Scrutinizer · January 8, 2013, 1:31pm

Try:

awk 'NR==FNR{A[$1]; next} { for(i in A) if($0~i){f=i ".txt"; print>>f; close(f); next }}1'  infile "$file" > file.other

LDHB2012 · January 8, 2013, 4:57pm

With this one, that I already mentioned had worked. Is there a reason why it would take a pretty large amount of time to complete the script, while creating just one file for one search string is done in 2 seconds.

Is there a more effecient way of writing the code to make it faster? Is there another way to write this code, in order to find errors easier, where I can print "something" when there's an error?

---------- Post updated at 04:57 PM ---------- Previous update was at 01:49 PM ----------

Good Afternoon Scrutinizer,

I'm testing this code and there's something very funny about it. First off, the things that are being searched have a file created IMMEDIATELY, but not yet finished being searched until 30 minutes. To manually grep these strings out of the whole directory, it takes less than 2 seconds.

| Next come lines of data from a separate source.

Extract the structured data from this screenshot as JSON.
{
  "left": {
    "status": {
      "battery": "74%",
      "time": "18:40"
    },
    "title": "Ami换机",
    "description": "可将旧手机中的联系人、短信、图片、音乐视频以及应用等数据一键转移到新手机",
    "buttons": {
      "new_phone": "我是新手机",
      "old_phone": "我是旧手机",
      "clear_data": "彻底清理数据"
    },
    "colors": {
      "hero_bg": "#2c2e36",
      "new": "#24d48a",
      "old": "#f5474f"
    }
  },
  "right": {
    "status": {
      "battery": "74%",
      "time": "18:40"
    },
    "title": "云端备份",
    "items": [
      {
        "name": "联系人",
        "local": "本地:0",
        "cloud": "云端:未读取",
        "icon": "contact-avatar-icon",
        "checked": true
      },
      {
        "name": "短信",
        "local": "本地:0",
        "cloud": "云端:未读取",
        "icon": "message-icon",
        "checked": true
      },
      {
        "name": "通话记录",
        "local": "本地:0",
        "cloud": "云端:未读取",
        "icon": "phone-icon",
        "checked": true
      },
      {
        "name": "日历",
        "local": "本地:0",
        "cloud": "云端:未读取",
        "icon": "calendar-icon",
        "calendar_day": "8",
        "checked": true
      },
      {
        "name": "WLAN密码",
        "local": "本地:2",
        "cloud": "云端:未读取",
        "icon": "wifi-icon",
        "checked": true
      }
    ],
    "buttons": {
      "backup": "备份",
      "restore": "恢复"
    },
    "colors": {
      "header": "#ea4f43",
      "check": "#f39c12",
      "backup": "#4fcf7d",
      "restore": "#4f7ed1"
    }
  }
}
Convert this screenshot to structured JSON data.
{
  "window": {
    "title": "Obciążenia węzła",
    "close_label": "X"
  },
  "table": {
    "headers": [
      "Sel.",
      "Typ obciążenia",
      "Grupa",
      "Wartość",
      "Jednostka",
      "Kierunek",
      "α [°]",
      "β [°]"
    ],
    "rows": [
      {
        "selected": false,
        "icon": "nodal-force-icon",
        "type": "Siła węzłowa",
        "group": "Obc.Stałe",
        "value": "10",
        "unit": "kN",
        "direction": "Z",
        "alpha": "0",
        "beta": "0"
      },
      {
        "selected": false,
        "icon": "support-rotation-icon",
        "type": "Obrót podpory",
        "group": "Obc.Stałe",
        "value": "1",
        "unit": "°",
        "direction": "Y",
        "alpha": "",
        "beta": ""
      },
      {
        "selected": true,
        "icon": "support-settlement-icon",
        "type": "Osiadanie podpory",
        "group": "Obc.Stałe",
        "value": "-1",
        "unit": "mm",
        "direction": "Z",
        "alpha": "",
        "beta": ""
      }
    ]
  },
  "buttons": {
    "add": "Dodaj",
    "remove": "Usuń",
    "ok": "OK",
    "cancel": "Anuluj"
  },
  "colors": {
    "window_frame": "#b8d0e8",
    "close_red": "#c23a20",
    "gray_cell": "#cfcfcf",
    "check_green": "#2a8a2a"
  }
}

The results between manual search and script finishing are different. Also, the scripts returns different results when ran once, deleted and then ran again. None of the data changed, only the output files have discrepancies. I'm not sure why this would be...

-David

Scrutinizer · January 8, 2013, 5:33pm

Hi David, I had not really looked at your problem, just provided a fix for the ambiguous redirection and then suggested some improvements on that ..
OK, I see the awk is supposed to be part of a for loop is that correct? How many files are in that directory typically?

LDHB2012 · January 9, 2013, 7:13am

There most likely should be for loop. While I ask these questions and try to come up with solutions for easier processing on these logs, I'm taking small tutorials on the different commands (awk, sed, unique, cut, sort). Obviously these things will give me statistics that would take extremely long to manually perform, considering the amount of data that's present. So, in short, I believe it's a loop I'm looking for. =}

The directory contains roughly 50 files. The amount of files will continue to grow, 1 per day. So the idea is to incorporate, into the script, something that will search the NEW files and append to the current, existing file.

Then after that is smoothly running on a cron job, I will look into making a script that will give me stats on particular fields (I'm assuming, using the awk, cut, unique, and sed commands).

Scrutinizer, feel free to point me in a general direction to get started, instead of spelling everything out. It does seem that the examples you've listed in this thread are at an expert level of scripting. Where many tutorials I've been through seem to make separate lines for each (command?) and have a debug included incase something with the files change or it simply just doesn't work someday.

-David